Get to Know Your Government

Get to Know Your Government

Megan Tatum, left, and co-worker Andrea Diehm are shown at a recent educators’ conference.

Megan Tatum is a Career Development Specialist with the South Dakota Department of Education. The Capital Journal was curious about what she does, so we asked her some questions.

Q. What exactly do you do?

A. I work in the division of career and technical education at the South Dakota Department of Education. I consider myself the state’s cheerleader for SDMyLife.com. This online portal for exploring career and postsecondary options is available at no cost to all South Dakota students in grades six through 12. I work with educators to help them effectively use this tool with their students.

Q. What are your responsibilities?

A. My main goal is to support schools in preparing their students for postsecondary education and the workforce. We want students to know what careers are out there, which careers they might want to pursue, and what education and training they’ll need to get the job. Students can use SDMyLife to develop their goals for the future and then connect those goals to their extracurricular activities, work experiences and academic plans.

Q. What is one of the more fun aspects of your job?
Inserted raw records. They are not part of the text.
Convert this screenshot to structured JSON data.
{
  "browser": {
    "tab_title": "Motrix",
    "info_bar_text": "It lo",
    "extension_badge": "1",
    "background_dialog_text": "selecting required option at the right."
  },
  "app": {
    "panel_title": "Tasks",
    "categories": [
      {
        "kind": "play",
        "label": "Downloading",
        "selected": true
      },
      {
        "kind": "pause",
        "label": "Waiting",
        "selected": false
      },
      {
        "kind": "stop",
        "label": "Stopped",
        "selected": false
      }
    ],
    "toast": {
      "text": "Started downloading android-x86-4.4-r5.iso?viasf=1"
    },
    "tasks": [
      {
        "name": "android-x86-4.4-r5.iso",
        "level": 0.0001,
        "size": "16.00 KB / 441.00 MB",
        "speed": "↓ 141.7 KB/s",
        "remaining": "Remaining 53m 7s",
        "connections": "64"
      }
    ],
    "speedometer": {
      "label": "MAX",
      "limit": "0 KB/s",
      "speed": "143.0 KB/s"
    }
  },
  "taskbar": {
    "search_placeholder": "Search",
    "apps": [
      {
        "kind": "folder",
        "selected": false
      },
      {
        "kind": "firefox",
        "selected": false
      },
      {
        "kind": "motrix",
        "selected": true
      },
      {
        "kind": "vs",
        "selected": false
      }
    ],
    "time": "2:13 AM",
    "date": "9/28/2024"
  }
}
A. I love working with educators. One of my coworkers, Andrea Diehm, and I really enjoy developing engaging presentations with activities that educators can use in their own classrooms. At a recent educator conference (pictured), we led a session about grab-and-go career activities. We worked with a cooking theme and dressed up as chefs because we find that when you have fun with learning, it helps the information “stick” for adults as much as it does for students.

Q. What is one of the worst aspects of your job?

A. I think the ‘worst’ aspect of my job would be that we don’t have 100 percent of South Dakota students using SDMyLife to its full potential. It has so many activities and resources to help students navigate that whole postsecondary and career decision-making process before they graduate high school, so that after high school they really understand what their next steps should be.